Is there a minimum income requirement for the Child Tax Credit?

+ No. There is no minimum income required to get the Child Tax Credit (CTC) for tax year 2021. Even if you have $0 in income, you can still receive advance CTC payments. In the past, families needed to have earned income, but this year they don’t.  

What should I do if I owe money to the IRS?

+ Families should file even if they owe money. Advance Child Tax Credit payments will not be reduced (offset) for overdue taxes from previous years or other federal or state debts that you owe. While the rest of your refund may be reduced in 2022, it helps pay down your debt so that you can get the full credit in future years.  

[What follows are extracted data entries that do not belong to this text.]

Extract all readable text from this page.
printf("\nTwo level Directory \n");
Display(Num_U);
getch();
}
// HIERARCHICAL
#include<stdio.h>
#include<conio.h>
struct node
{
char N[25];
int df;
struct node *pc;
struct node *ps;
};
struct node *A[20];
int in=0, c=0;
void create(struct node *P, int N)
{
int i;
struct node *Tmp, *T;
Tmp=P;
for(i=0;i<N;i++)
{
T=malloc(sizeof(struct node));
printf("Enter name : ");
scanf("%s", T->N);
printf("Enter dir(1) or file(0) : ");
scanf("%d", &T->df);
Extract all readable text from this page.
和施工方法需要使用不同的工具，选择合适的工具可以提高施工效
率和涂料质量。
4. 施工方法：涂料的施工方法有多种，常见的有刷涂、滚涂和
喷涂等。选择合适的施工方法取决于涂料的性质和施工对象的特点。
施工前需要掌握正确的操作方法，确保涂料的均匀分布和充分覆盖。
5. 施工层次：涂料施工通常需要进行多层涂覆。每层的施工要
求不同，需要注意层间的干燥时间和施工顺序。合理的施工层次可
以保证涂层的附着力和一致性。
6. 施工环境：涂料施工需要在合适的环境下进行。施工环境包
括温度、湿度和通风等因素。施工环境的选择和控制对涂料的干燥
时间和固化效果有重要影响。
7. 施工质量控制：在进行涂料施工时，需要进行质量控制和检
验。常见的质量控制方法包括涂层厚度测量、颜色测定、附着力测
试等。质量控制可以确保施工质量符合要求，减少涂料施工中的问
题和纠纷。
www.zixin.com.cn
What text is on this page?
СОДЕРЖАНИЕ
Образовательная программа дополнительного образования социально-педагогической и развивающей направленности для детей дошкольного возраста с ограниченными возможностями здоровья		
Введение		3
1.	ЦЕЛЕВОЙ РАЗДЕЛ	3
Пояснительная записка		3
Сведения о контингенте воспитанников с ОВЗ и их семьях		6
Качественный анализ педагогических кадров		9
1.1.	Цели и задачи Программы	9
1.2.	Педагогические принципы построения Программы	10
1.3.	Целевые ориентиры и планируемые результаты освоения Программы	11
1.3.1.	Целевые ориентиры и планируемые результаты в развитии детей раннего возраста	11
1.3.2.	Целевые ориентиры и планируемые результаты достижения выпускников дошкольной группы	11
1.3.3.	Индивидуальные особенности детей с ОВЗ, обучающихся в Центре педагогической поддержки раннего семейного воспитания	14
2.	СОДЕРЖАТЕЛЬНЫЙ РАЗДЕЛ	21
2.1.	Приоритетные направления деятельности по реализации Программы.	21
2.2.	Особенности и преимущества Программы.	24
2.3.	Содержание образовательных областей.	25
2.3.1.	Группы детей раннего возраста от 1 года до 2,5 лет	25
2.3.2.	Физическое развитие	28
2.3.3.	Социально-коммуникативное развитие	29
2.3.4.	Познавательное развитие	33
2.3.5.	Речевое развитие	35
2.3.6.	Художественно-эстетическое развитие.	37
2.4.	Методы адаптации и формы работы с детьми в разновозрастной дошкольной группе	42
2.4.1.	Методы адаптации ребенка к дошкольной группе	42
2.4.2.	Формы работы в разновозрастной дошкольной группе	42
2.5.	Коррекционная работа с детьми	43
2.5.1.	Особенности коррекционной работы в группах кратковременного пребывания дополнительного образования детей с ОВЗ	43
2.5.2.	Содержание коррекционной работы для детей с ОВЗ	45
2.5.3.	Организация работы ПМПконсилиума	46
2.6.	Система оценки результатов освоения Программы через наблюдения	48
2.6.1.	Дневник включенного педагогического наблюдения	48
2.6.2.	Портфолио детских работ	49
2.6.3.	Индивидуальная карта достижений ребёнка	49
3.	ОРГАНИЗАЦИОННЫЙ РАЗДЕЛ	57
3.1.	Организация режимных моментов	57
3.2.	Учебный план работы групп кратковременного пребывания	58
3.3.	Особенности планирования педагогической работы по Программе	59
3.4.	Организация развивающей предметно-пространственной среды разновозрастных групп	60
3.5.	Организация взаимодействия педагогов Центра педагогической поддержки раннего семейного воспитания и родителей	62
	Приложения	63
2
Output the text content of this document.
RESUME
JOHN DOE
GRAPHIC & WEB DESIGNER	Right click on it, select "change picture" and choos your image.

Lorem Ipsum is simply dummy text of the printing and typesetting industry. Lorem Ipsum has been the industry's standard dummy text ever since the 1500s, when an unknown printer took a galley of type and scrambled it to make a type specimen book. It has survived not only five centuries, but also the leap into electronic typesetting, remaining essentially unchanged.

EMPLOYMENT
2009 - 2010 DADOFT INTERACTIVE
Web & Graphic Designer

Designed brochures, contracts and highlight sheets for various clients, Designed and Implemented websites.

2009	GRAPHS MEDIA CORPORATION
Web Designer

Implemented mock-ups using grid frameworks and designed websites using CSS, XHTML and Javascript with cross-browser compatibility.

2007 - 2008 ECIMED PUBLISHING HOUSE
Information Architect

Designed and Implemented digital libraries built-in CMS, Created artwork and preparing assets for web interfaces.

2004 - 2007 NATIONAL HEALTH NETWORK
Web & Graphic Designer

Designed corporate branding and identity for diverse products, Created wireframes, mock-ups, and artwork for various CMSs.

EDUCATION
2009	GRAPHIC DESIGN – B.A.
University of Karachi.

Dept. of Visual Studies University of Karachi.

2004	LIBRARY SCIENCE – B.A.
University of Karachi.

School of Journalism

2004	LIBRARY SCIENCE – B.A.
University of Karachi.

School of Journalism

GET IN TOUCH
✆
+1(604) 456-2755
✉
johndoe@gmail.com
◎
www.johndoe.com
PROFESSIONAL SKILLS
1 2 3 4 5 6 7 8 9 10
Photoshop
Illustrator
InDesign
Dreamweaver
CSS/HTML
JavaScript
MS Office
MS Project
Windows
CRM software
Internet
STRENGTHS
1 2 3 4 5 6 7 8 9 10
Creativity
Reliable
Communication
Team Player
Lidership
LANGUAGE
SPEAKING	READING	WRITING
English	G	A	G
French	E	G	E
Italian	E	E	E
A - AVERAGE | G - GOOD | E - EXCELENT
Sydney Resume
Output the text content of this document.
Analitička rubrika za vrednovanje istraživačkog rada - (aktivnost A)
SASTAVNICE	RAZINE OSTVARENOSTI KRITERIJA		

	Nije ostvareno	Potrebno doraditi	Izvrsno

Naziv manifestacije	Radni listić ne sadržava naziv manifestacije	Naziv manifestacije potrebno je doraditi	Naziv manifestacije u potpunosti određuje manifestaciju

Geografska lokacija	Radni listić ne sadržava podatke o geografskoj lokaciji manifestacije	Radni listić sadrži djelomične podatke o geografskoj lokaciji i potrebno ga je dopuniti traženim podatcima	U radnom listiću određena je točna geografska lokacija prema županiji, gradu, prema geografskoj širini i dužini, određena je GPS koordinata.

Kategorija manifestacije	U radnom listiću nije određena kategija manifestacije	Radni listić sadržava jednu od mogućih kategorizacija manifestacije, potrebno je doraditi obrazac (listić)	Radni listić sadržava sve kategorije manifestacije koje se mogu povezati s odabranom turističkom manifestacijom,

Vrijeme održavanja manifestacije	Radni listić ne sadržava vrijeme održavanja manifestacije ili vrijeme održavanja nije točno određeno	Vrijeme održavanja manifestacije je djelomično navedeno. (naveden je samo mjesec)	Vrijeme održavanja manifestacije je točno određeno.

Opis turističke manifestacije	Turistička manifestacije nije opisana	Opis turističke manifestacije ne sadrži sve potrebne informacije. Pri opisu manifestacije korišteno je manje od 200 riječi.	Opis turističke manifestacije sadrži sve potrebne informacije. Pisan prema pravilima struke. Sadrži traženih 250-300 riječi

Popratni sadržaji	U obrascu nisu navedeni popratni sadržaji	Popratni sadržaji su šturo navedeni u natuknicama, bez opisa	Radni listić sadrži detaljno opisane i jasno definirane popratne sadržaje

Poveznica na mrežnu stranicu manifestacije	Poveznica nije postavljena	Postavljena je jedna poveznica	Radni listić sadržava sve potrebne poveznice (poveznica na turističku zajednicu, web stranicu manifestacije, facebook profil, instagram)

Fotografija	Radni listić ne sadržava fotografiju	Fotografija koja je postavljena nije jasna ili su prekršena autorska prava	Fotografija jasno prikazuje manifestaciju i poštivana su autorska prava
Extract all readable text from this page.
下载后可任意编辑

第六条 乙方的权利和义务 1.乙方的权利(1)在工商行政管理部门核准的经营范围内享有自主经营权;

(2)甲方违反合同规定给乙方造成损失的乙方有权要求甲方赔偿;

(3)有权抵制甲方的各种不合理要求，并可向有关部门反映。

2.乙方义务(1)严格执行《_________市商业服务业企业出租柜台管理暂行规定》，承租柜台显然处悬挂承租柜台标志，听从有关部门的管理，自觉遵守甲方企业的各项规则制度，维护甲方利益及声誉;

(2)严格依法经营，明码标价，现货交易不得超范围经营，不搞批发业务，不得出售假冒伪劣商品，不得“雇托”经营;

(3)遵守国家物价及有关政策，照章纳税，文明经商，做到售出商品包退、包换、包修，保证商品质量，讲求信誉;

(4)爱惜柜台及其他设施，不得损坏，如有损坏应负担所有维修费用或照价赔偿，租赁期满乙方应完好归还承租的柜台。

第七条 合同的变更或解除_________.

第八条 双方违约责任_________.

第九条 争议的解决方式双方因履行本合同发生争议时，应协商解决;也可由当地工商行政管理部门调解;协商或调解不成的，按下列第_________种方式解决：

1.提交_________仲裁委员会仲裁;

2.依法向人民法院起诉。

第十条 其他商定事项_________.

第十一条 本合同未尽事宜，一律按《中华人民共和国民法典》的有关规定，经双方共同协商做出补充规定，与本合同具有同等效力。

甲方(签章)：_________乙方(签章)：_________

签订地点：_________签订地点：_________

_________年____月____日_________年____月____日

Is the Child Tax Credit a loan?

+ No. Families don’t have to pay it back (it’s not a loan). There are protections in place so you won’t have to pay this money back even if there was a mistake or a change in your circumstances as long as your 2021 income is less than $40,000 ($60,000 for married couples or $50,000 for heads of households).  

Do I need to report the Child Tax Credit money as income?

+ No. Advance Child Tax Credit payments are not taxable or considered income and will not be reported as income on your 2021 tax return.

Will I lose benefits if I receive the Child Tax Credit?

+ No. The Child Tax Credit does not impact your eligibility for other federally funded benefit programs, such as SNAP, Medicaid, SSI, TANF, public housing, or other public benefits. Tax credits are not considered earned income. 

Will receiving the Child Tax Credit affect my immigration status?

+ No. Documented immigrants with green cards are eligible; as well as citizen children of undocumented parents are eligible. Receiving the Child Tax Credit (CTC) or other federal tax credits that you are eligible for will not affect your immigration status, your ability to get a green card, or your future eligibility for immigration benefits. The CTC, or other tax credits, are not considered in the evaluation of the public charge rule.  

If I have an ITIN, would I qualify for the benefit?

+ Yes, taxpayers who are parents or primary caretakers of a qualifying child will need an Individual Taxpayer Identification Number (ITIN) or a Social Security number (SSN) to claim the child as a dependent. ITINs are issued by the IRS for individuals who do not qualify to have an SSN (issued by the Social Security Administration). ITINs are used only for tax filing purposes and to not authorize an individual to work or claim other benefits.  

Would the IRS contact me via email, text, or social media to request personal information?

+ No. The federal government doesn’t initiate contact with individuals by email, text messages, or social media channels to request personal or financial informationeven information related to advance Child Tax Credit payments.